Bunlar sadece küçük birer örnek. Son 40 yılda Kürt çocuklarının yaşadıkları büyük acılar ve trajediler yanında bunlar iğne ucu kadar yer tutmaz. Çocukluğu, mutluluğu, hayalleri, geleceği elinden alınmış, annesiz babasız bırakılmış sayısız Kürt çocuğu var. Bugün on binlerce Nujiyanlar, Rozerinler, Arjinler, Rojinler, Agitler, Mazlumlar, Berivanlar, Beritanlar, Zilanlar mezarlıklar yolunda, cezaevi yollarında, adliye kapılarında ve varlığına, kimliğine kültürüne, diline saygı görmediği yaşamın her alanında öfke biriktiriyor.
Bize bu haksızlığı, hukuksuzluğu reva görenler bizden korkmayabilirler, fakat kendi uygulamalarıyla öfkesini büyüttükleri bu çocuklardan korkmalılar. Kurtulmak için daha çok çalışmam (direnmem) gerektiğini söyleyen 4 yaşındaki Royalardan; oyun kurgusu yerine beni cezaevinden kaçırma planları yapan 9 yaşındaki Hejinlerden; oyuncak yerine “barış istiyorum” diyen Vanlı çocuklardan korkmalılar. Çünkü onların öfkesi büyüdükçe, onlara yenileri eklendikçe bu ülkeye huzur ve refah gelmeyeceği aşikar. Çocukları mutsuz olan bir ülkenin geleceği de mutsuz olur. Çocukların mutsuz olduğu bir yerde büyükler de mutlu olamaz.
Yaşamı boyunca çocukların barış içinde özgür ve eşit yaşadığı, yüzlerinde hiç gülücüklerin eksik olmadığı bir dünya hayali ile yaşamış bir öğretmen olarak ben sizi affetsem de bu çocuklar sizi asla affetmeyecektir. Onların yaşadıklarını yaşayan yüz binlerce çocuk sizi affetmeyecektir.
Gelin, bu öfkeli çocuklar yaratan haksız, hukuksuz, adaletsiz uygulama ve politikalarınızdan vazgeçin. Hep beraber çocuklarımıza özgürlüğün, eşitliğin, barışın, adaletin egemen olduğu bir dünya bırakalım.

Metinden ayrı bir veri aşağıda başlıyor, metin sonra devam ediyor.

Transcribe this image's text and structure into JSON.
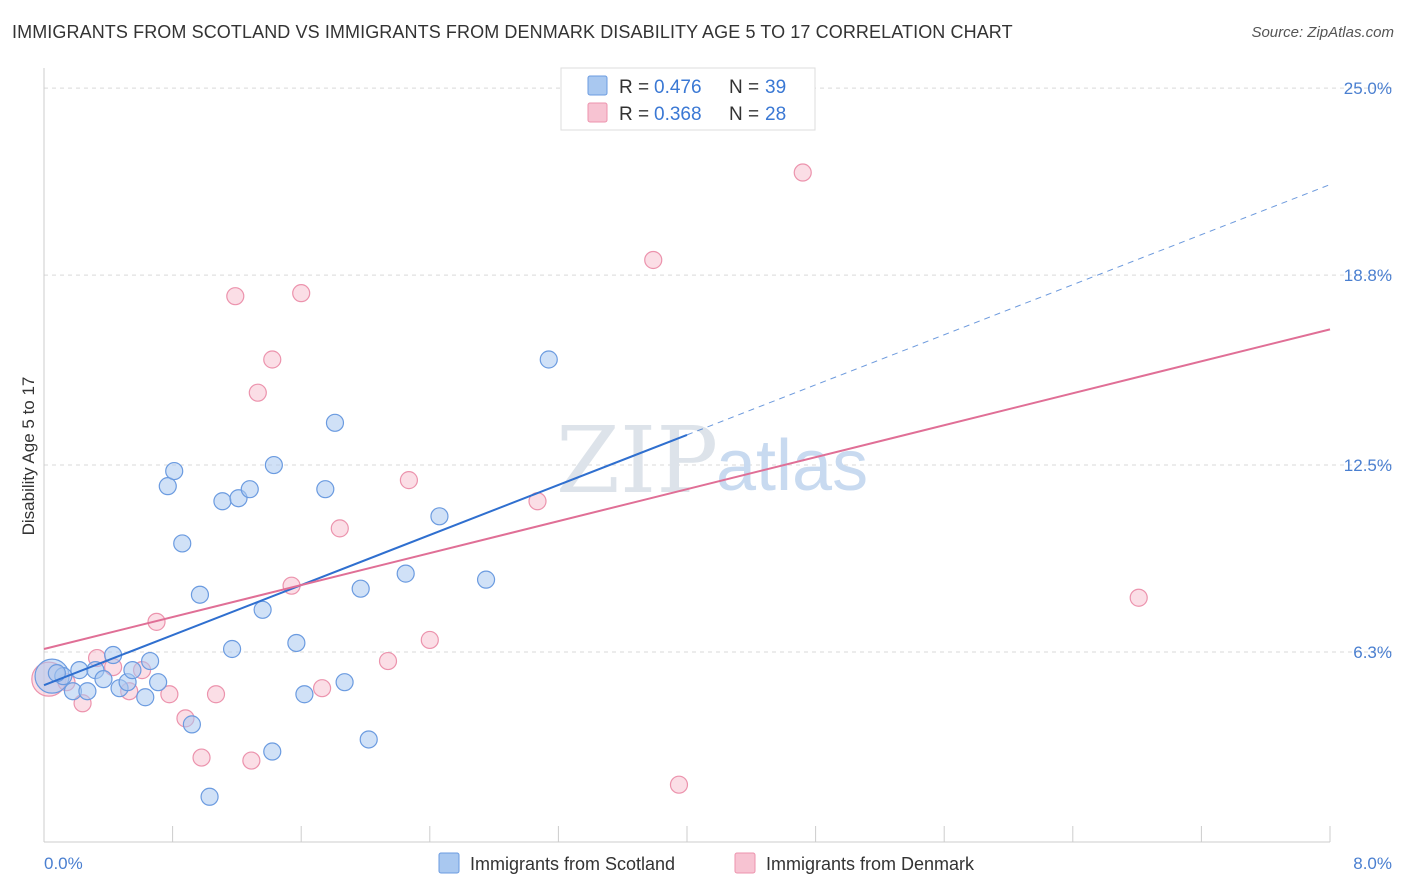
{
  "title": "IMMIGRANTS FROM SCOTLAND VS IMMIGRANTS FROM DENMARK DISABILITY AGE 5 TO 17 CORRELATION CHART",
  "source": "Source: ZipAtlas.com",
  "watermark": {
    "part1": "ZIP",
    "part2": "atlas"
  },
  "colors": {
    "scotland_fill": "#a9c8f0",
    "scotland_stroke": "#6b9be0",
    "scotland_line": "#2f6fcf",
    "denmark_fill": "#f7c3d2",
    "denmark_stroke": "#ec93ad",
    "denmark_line": "#e06f96",
    "tick_label": "#4a7fd0",
    "grid": "#d9d9d9"
  },
  "legend": {
    "r_label": "R = ",
    "n_label": "N = ",
    "scotland_r": "0.476",
    "scotland_n": "39",
    "denmark_r": "0.368",
    "denmark_n": "28"
  },
  "chart_data": {
    "type": "scatter",
    "xlabel": "",
    "ylabel": "Disability Age 5 to 17",
    "xlim": [
      0.0,
      8.0
    ],
    "ylim": [
      0.0,
      25.6
    ],
    "x_tick_labels": {
      "min": "0.0%",
      "max": "8.0%"
    },
    "y_ticks": [
      {
        "value": 6.3,
        "label": "6.3%"
      },
      {
        "value": 12.5,
        "label": "12.5%"
      },
      {
        "value": 18.8,
        "label": "18.8%"
      },
      {
        "value": 25.0,
        "label": "25.0%"
      }
    ],
    "grid": true,
    "legend_position": "top-center",
    "series": [
      {
        "name": "Immigrants from Scotland",
        "color": "#a9c8f0",
        "trend": {
          "x0": 0.0,
          "y0": 5.2,
          "x1": 4.0,
          "y1": 13.5,
          "dashed_to_x": 8.0,
          "dashed_to_y": 21.8
        },
        "points": [
          {
            "x": 0.05,
            "y": 5.5,
            "big": true
          },
          {
            "x": 0.12,
            "y": 5.5
          },
          {
            "x": 0.18,
            "y": 5.0
          },
          {
            "x": 0.22,
            "y": 5.7
          },
          {
            "x": 0.27,
            "y": 5.0
          },
          {
            "x": 0.32,
            "y": 5.7
          },
          {
            "x": 0.37,
            "y": 5.4
          },
          {
            "x": 0.43,
            "y": 6.2
          },
          {
            "x": 0.47,
            "y": 5.1
          },
          {
            "x": 0.52,
            "y": 5.3
          },
          {
            "x": 0.55,
            "y": 5.7
          },
          {
            "x": 0.63,
            "y": 4.8
          },
          {
            "x": 0.66,
            "y": 6.0
          },
          {
            "x": 0.71,
            "y": 5.3
          },
          {
            "x": 0.77,
            "y": 11.8
          },
          {
            "x": 0.81,
            "y": 12.3
          },
          {
            "x": 0.86,
            "y": 9.9
          },
          {
            "x": 0.92,
            "y": 3.9
          },
          {
            "x": 0.97,
            "y": 8.2
          },
          {
            "x": 1.03,
            "y": 1.5
          },
          {
            "x": 1.11,
            "y": 11.3
          },
          {
            "x": 1.17,
            "y": 6.4
          },
          {
            "x": 1.21,
            "y": 11.4
          },
          {
            "x": 1.28,
            "y": 11.7
          },
          {
            "x": 1.36,
            "y": 7.7
          },
          {
            "x": 1.42,
            "y": 3.0
          },
          {
            "x": 1.43,
            "y": 12.5
          },
          {
            "x": 1.57,
            "y": 6.6
          },
          {
            "x": 1.62,
            "y": 4.9
          },
          {
            "x": 1.75,
            "y": 11.7
          },
          {
            "x": 1.81,
            "y": 13.9
          },
          {
            "x": 1.87,
            "y": 5.3
          },
          {
            "x": 1.97,
            "y": 8.4
          },
          {
            "x": 2.02,
            "y": 3.4
          },
          {
            "x": 2.25,
            "y": 8.9
          },
          {
            "x": 2.46,
            "y": 10.8
          },
          {
            "x": 2.75,
            "y": 8.7
          },
          {
            "x": 3.14,
            "y": 16.0
          },
          {
            "x": 0.08,
            "y": 5.6
          }
        ]
      },
      {
        "name": "Immigrants from Denmark",
        "color": "#f7c3d2",
        "trend": {
          "x0": 0.0,
          "y0": 6.4,
          "x1": 8.0,
          "y1": 17.0
        },
        "points": [
          {
            "x": 0.03,
            "y": 5.4,
            "big": true
          },
          {
            "x": 0.14,
            "y": 5.3
          },
          {
            "x": 0.24,
            "y": 4.6
          },
          {
            "x": 0.33,
            "y": 6.1
          },
          {
            "x": 0.43,
            "y": 5.8
          },
          {
            "x": 0.53,
            "y": 5.0
          },
          {
            "x": 0.61,
            "y": 5.7
          },
          {
            "x": 0.7,
            "y": 7.3
          },
          {
            "x": 0.78,
            "y": 4.9
          },
          {
            "x": 0.88,
            "y": 4.1
          },
          {
            "x": 0.98,
            "y": 2.8
          },
          {
            "x": 1.07,
            "y": 4.9
          },
          {
            "x": 1.19,
            "y": 18.1
          },
          {
            "x": 1.29,
            "y": 2.7
          },
          {
            "x": 1.33,
            "y": 14.9
          },
          {
            "x": 1.42,
            "y": 16.0
          },
          {
            "x": 1.54,
            "y": 8.5
          },
          {
            "x": 1.6,
            "y": 18.2
          },
          {
            "x": 1.73,
            "y": 5.1
          },
          {
            "x": 1.84,
            "y": 10.4
          },
          {
            "x": 2.14,
            "y": 6.0
          },
          {
            "x": 2.27,
            "y": 12.0
          },
          {
            "x": 2.4,
            "y": 6.7
          },
          {
            "x": 3.07,
            "y": 11.3
          },
          {
            "x": 3.79,
            "y": 19.3
          },
          {
            "x": 3.95,
            "y": 1.9
          },
          {
            "x": 4.72,
            "y": 22.2
          },
          {
            "x": 6.81,
            "y": 8.1
          }
        ]
      }
    ]
  }
}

Böyle bir dünya bırakmanın yolu “kadın da olsa çocuk da olsa…” benzeri çok ürkütücü cümleler kurarak çocukları hedef haline getirebilecek zihniyetten geçmiyor; aksine bu zihniyetin değişip dönüşmesinden geçiyor. Haksız ve hukuksuzluklarıyla her gün yeni mağdurlar yaratan zihniyetin aşılmasından geçiyor.